2

37 1 0
                                    

- Me lembro entrando pelos quartos de um hospital, obviamente depois de já ter dado meus primeiros passos, porém não sei oque eu fazia naquele hospital, mas essa é a minha primeira lembrança de algo que entendi depois chegar ao mundo, não me lembro do colo da minha mãe biológica, nem de ter andado de carrinho de bebê, mas uma segunda lembrança depois do hospital foi quando eu estava tomando mamadeira dentro do armário debaixo da pia, pois minha casa estava em reforma e o armário estava vazio, assim as portas estavam abertas e pelo meu tamanho era um lugar divertido para se entrar, depois vem as memórias mais nítidas, não sei se foi por que um primo meu, que na época eu chamava de "tio" Nelsom por ele ser bem mais velho, ter filmado a minha festa de aniversário de 4 anos, e por eu assistir diversas vezes esse vídeo eu tenha uma clara lembrança deste aniversário onde me deparei ao meu conflito companheiro, companheiro pois me acompanha até hoje, e conflito por muitas vezes me afetar e impedir o meu equilíbrio psicológico, devo isso aos meus lábios leporinos, não que isso seja motivo de inferioridade, nunca disse isso, apenas quero retratar os momentos que, na maioria constrangedores eu tive que passar, inclusive neste aniversário onde assisti dezenas de vezes porque dezenas de pessoas quando vinham na minha casa queriam assistir, no vídeo, eu aparecia em cima de uma cadeira em frente ao bolo, não pense que foi uma vídeo-cassetada onde a criança cai de cara em cima do bolo, eu me preparava para cantar o parabéns e alguém perguntou: - quantos anos você está fazendo? - e eu respondi: - cucacocaco!! - Eu estava dizendo "quatro anos", mas o céu da minha boca era aberto e a minha voz era uma mistura de fanho com gago e isso trazia uma séria dificuldade em me expressar e as pessoas riam, sim, riam sem maldade, por isso perguntavam de novo e várias vezes, e cada vez que eu respondia mais nervoso eu ficava e pior eu falava: - cucacocacoooooooooo!!!! E assim, cada vez que assistia o vídeo fui vendo como eu era estranho, daí surgia a minha primeira pergunta da vida, ou, para a vida: - por que eu sou assim?
Não tive nada que pudesse chamar de consolo, mas a vida me presenteou da maneira mais pura que uma criança possa entender, com um pai e uma mãe que nunca me deixaram faltar amor, que me deram toda a atenção do mundo, fizeram-me sentir que eles eram responsáveis por mim e enquanto estivessem alí, eu estaria protegido. Uma vez sonhei que meu pai arrancava o carro e eu caia na rua, e quanto mais eu o chamava mais o carro sumia no horizonte da estrada, o meu desespero de perder meus pais foi um, ou o único pesadelo que tive, imaginava que se meus pais morressem eu ia chorar todo dia toda hora, pois eu já os amava e um dia essa ideia se fortaleceu em um trabalho de escola onde tinha que relatar principalmente com fotos os 9 meses que passei dentro da barriga da minha mãe, foi quando meu pai e minha mãe me chamaram pra conversar sobre a minha adoção. Nunca diga nunca, frase cujo adjetivo é grande influenciador de energias, mas pelo menos até hoje aos meus 29 anos, eu nunca questionei nem tive interesse em saber quem é a minha genitora, deduzo que o amor de meus pais são tão intensos que garantem o meu amor e fidelidade por eles.

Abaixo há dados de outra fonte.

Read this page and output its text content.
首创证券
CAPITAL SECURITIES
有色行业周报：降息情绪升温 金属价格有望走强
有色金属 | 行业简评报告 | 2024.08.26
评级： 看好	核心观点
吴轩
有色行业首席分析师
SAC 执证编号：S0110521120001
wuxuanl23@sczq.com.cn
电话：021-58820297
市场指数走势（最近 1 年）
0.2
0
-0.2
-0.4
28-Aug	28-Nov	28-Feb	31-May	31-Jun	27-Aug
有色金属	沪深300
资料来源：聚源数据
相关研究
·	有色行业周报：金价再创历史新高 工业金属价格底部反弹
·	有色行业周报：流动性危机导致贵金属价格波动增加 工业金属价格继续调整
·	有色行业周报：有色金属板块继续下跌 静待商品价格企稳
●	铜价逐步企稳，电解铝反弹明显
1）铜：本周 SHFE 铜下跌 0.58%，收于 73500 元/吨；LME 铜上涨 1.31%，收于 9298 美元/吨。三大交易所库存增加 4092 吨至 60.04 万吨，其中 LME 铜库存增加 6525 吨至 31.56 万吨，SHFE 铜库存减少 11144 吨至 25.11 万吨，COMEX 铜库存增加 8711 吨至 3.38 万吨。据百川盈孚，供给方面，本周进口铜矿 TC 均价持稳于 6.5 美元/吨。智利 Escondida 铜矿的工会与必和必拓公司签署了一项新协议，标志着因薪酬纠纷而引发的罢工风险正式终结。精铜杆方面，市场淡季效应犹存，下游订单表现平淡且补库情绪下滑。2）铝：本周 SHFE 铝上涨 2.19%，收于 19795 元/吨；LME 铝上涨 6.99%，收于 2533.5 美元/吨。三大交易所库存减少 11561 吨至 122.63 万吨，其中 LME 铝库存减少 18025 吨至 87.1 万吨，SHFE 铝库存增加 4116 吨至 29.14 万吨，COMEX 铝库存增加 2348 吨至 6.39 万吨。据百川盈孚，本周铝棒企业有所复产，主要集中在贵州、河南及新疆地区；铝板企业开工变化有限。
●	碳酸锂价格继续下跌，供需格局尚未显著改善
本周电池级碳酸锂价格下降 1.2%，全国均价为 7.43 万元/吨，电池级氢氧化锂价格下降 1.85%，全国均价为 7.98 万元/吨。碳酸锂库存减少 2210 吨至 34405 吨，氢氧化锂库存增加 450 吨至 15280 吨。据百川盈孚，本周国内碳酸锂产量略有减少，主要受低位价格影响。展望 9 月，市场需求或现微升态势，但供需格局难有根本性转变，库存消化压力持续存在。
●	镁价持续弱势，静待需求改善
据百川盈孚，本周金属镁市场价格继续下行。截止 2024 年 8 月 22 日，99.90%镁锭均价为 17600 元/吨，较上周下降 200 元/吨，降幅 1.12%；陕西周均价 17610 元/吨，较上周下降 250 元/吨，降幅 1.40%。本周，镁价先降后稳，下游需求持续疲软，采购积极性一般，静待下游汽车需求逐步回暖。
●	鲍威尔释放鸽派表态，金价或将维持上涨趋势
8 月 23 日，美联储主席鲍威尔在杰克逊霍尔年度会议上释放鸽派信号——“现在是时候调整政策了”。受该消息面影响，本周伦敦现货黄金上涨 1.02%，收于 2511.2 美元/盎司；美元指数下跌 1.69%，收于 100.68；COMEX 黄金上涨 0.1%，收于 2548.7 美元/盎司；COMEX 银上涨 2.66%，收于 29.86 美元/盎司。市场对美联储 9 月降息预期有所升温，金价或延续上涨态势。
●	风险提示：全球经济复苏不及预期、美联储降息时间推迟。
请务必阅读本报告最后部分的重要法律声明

Me lembro da intensidade da feição do meu pai, do brilho dos olhos dele quando dizia que eu fui a causa mais importante na vida deles e que eles me amavam. Talvez, por naquela idade eu não compreender de fato oque era a adoção, mesmo que meu pai naquele momento foi bem claro, eu os via como meu pai e minha mãe, poderia até ser apresentado aos biológicos que não me provocaria nenhum tipo de comoção pois eu já estava convencido de quem eram meus pais, eu via e começava a entender o mundo através deles, haviam, antes de mais nada nesse mundo, me transmitido amor.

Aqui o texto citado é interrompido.